Joe Biden is suffering from a contradictory foreign policy disorder. On one hand, the US administration wants to follow a continued foreign policy approach vis a vis the Middle East, and at the same time, Biden also wants to punish Saudi Arabia and Israel. The Biden administration wants to re-enter the conflict in Syria and restart the bombings, for that it wants the support of Tel Aviv and Riyad, but also wants to unseat the tallest leaders in the region, Israeli PM Benjamin Netanyahu and Saudi Crown Prince Mohammed bin Salman.
This is the very conflict of interest situation that is directing the confused foreign policymakers of the USA in the Middle East. The US wants to advance a wide-ranging agenda in its relationship with Saudi Arabia that includes brokering a peace deal between the Gulf power and Israel, but will only be able to do so if Riyadh improves its human rights record, officials said Monday. The US administration is seemingly retracting on its early offensive on its allies. However, given the overt nature of those attacks, the Biden administration is not able to find a plausible reason that can balance its aggressive stance on its allies and its intention of working with the same allies to confront the challenges the US is facing in the region.

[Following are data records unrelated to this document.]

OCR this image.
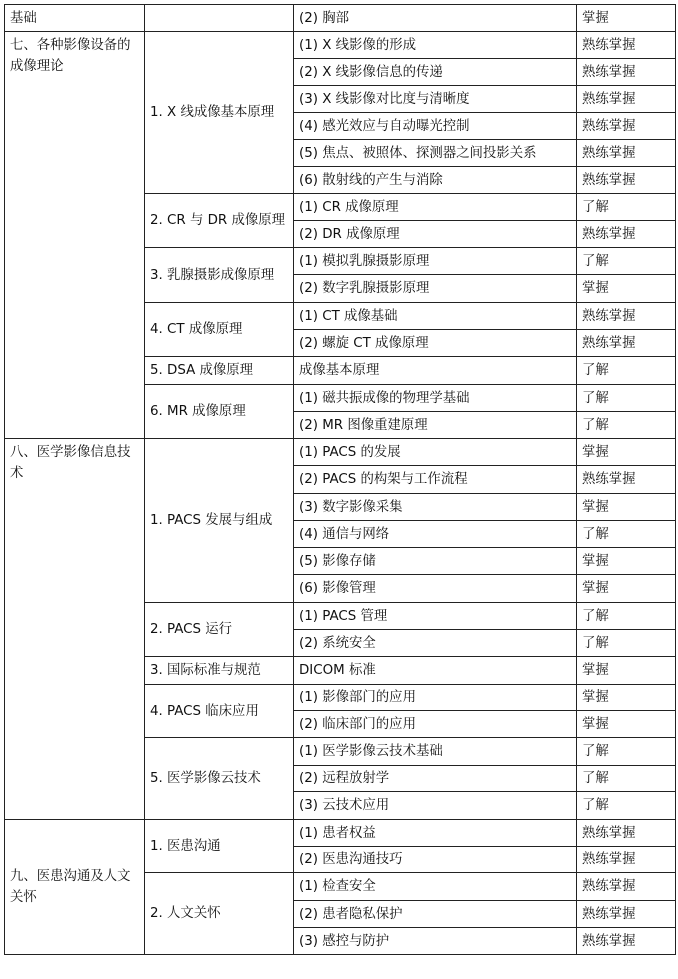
基础		(2) 胸部	掌握
七、各种影像设备的成像理论	1. X 线成像基本原理	(1) X 线影像的形成	熟练掌握
		(2) X 线影像信息的传递	熟练掌握
		(3) X 线影像对比度与清晰度	熟练掌握
		(4) 感光效应与自动曝光控制	熟练掌握
		(5) 焦点、被照体、探测器之间投影关系	熟练掌握
		(6) 散射线的产生与消除	熟练掌握
	2. CR 与 DR 成像原理	(1) CR 成像原理	了解
		(2) DR 成像原理	熟练掌握
	3. 乳腺摄影成像原理	(1) 模拟乳腺摄影原理	了解
		(2) 数字乳腺摄影原理	掌握
	4. CT 成像原理	(1) CT 成像基础	熟练掌握
		(2) 螺旋 CT 成像原理	熟练掌握
	5. DSA 成像原理	成像基本原理	了解
	6. MR 成像原理	(1) 磁共振成像的物理学基础	了解
		(2) MR 图像重建原理	了解
八、医学影像信息技术	1. PACS 发展与组成	(1) PACS 的发展	掌握
		(2) PACS 的构架与工作流程	熟练掌握
		(3) 数字影像采集	掌握
		(4) 通信与网络	了解
		(5) 影像存储	掌握
		(6) 影像管理	掌握
	2. PACS 运行	(1) PACS 管理	了解
		(2) 系统安全	了解
	3. 国际标准与规范	DICOM 标准	掌握
	4. PACS 临床应用	(1) 影像部门的应用	掌握
		(2) 临床部门的应用	掌握
	5. 医学影像云技术	(1) 医学影像云技术基础	了解
		(2) 远程放射学	了解
		(3) 云技术应用	了解
九、医患沟通及人文关怀	1. 医患沟通	(1) 患者权益	熟练掌握
		(2) 医患沟通技巧	熟练掌握
	2. 人文关怀	(1) 检查安全	熟练掌握
		(2) 患者隐私保护	熟练掌握
		(3) 感控与防护	熟练掌握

The most plausible reasons have already been elaborated by TFI in our previous articles. Be it, Joe Biden’s dangerous attempt to bring back Obama era situation in the Middle East, or the personal grudges that Joe Biden holds against the Israeli Prime Minister. However, Monday’s press brief was the polar opposite of what kind of language was coming out of Washington only last week.
“We seek to accomplish a great deal with the Saudis: to end the war in Yemen and ease Yemen’s humanitarian crisis, to use our leadership to forge ties across the region’s most bitter divide[s],” said State Department spokesperson Ned Price at the opening of his daily press briefing. “Whether that’s finding the way back from the brink of war with Iran, and to a meaningful regional dialogue, or forging a historic peace with Israel”, added Price.

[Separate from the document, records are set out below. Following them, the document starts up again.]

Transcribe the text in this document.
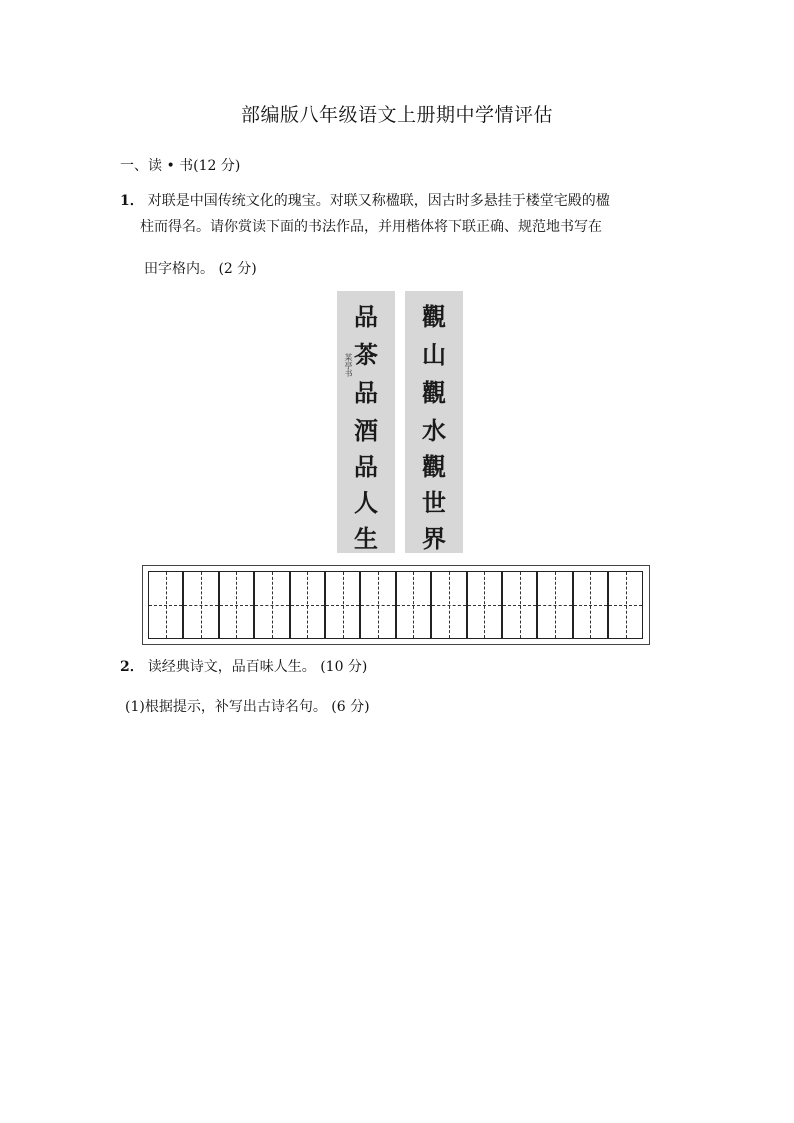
部编版八年级语文上册期中学情评估
一、读 • 书(12 分)
1． 对联是中国传统文化的瑰宝。对联又称楹联，因古时多悬挂于楼堂宅殿的楹
柱而得名。请你赏读下面的书法作品，并用楷体将下联正确、规范地书写在
田字格内。 (2 分)
品
茶
品
酒
品
人
生
某亭书
觀
山
觀
水
觀
世
界
2． 读经典诗文，品百味人生。 (10 分)
(1)根据提示，补写出古诗名句。 (6 分)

Before this, days after declassifying the US intelligence report claiming that Saudi Arabia’s Crown Prince Mohammed bin Salman approved an operation to ‘capture or kill’ Jamal Khashoggi and then promising big action, the Biden administration backtracked on its intentions of punishing MBS. Biden earlier mentioned that a big decision would be taken on Monday and came up with the idea of sanctions on the people who have committed the crime. However, Washington clarified that they will not take any action against MBS, citing the precedent of not sanctioning the leader of a country that is a strategic partner.

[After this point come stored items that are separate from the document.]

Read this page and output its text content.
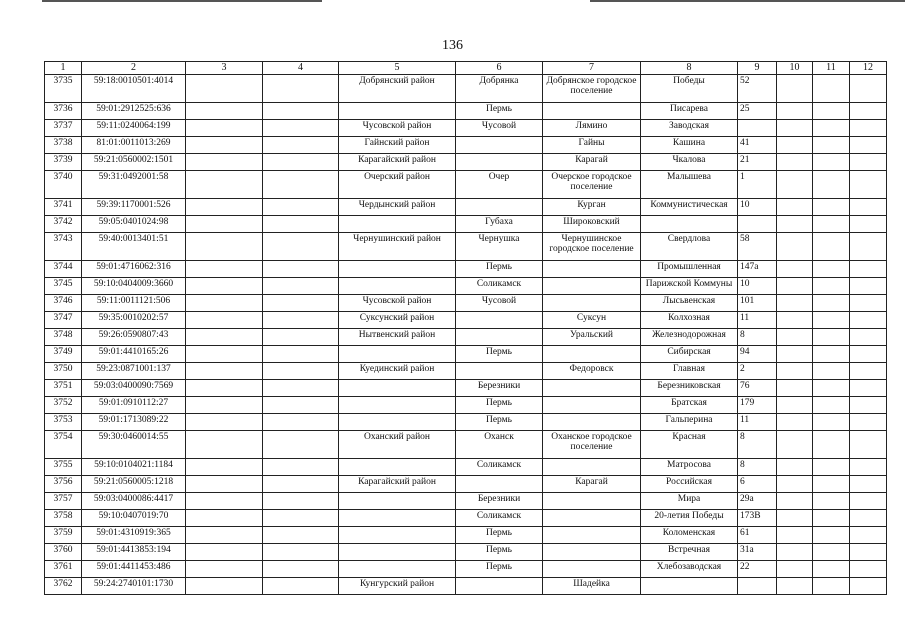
136
1	2	3	4	5	6	7	8	9	10	11	12
3735	59:18:0010501:4014			Добрянский район	Добрянка	Добрянское городское поселение	Победы	52			
3736	59:01:2912525:636				Пермь		Писарева	25			
3737	59:11:0240064:199			Чусовской район	Чусовой	Лямино	Заводская				
3738	81:01:0011013:269			Гайнский район		Гайны	Кашина	41			
3739	59:21:0560002:1501			Карагайский район		Карагай	Чкалова	21			
3740	59:31:0492001:58			Очерский район	Очер	Очерское городское поселение	Малышева	1			
3741	59:39:1170001:526			Чердынский район		Курган	Коммунистическая	10			
3742	59:05:0401024:98				Губаха	Широковский					
3743	59:40:0013401:51			Чернушинский район	Чернушка	Чернушинское городское поселение	Свердлова	58			
3744	59:01:4716062:316				Пермь		Промышленная	147а			
3745	59:10:0404009:3660				Соликамск		Парижской Коммуны	10			
3746	59:11:0011121:506			Чусовской район	Чусовой		Лысьвенская	101			
3747	59:35:0010202:57			Суксунский район		Суксун	Колхозная	11			
3748	59:26:0590807:43			Нытвенский район		Уральский	Железнодорожная	8			
3749	59:01:4410165:26				Пермь		Сибирская	94			
3750	59:23:0871001:137			Куединский район		Федоровск	Главная	2			
3751	59:03:0400090:7569				Березники		Березниковская	76			
3752	59:01:0910112:27				Пермь		Братская	179			
3753	59:01:1713089:22				Пермь		Гальперина	11			
3754	59:30:0460014:55			Оханский район	Оханск	Оханское городское поселение	Красная	8			
3755	59:10:0104021:1184				Соликамск		Матросова	8			
3756	59:21:0560005:1218			Карагайский район		Карагай	Российская	6			
3757	59:03:0400086:4417				Березники		Мира	29а			
3758	59:10:0407019:70				Соликамск		20-летия Победы	173В			
3759	59:01:4310919:365				Пермь		Коломенская	61			
3760	59:01:4413853:194				Пермь		Встречная	31а			
3761	59:01:4411453:486				Пермь		Хлебозаводская	22			
3762	59:24:2740101:1730			Кунгурский район		Шадейка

Biden is too confused. The world knows that he is a weak President and Joe Biden is aware of the same. That is why, while he was not brave enough to tackle China and Iran, he tried to show his strength by targeting America’s Middle Eastern allies. Joe Biden has come to realise that they are creating a front against him. He has understood that they are forming an independent policy which is visible with the talks for military alliances among themselves without looping in the USA.
According to a report last month, Israel was planning to lobby the Biden administration not to pressurise regional allies like Saudi Arabia, Egypt and the United Arab Emirates on matters related to human rights, fearing that doing so could imperil the Jewish state’s improved ties with the Arab countries and strengthen Iran.
All these developments have made Joe Biden take a step back and try to ease tensions with its allies in the region. However, he has still stuck to his demands for the Saudis to make some changes and improve their human rights records, just to show the world that the USA is not bowing down in front of its Middle Eastern allies. Biden wants to go ahead with Abraham Accord, but also wants to punish Saudi and Israel and bomb Syria too. These conflicting intentions are a direct result of a conflicting personality Joe Biden has become. He is trying to make the most impractical thing work, and he would have to retract on his earlier follies soon and follow along the foreign policy direction that Donald Trump had initiated.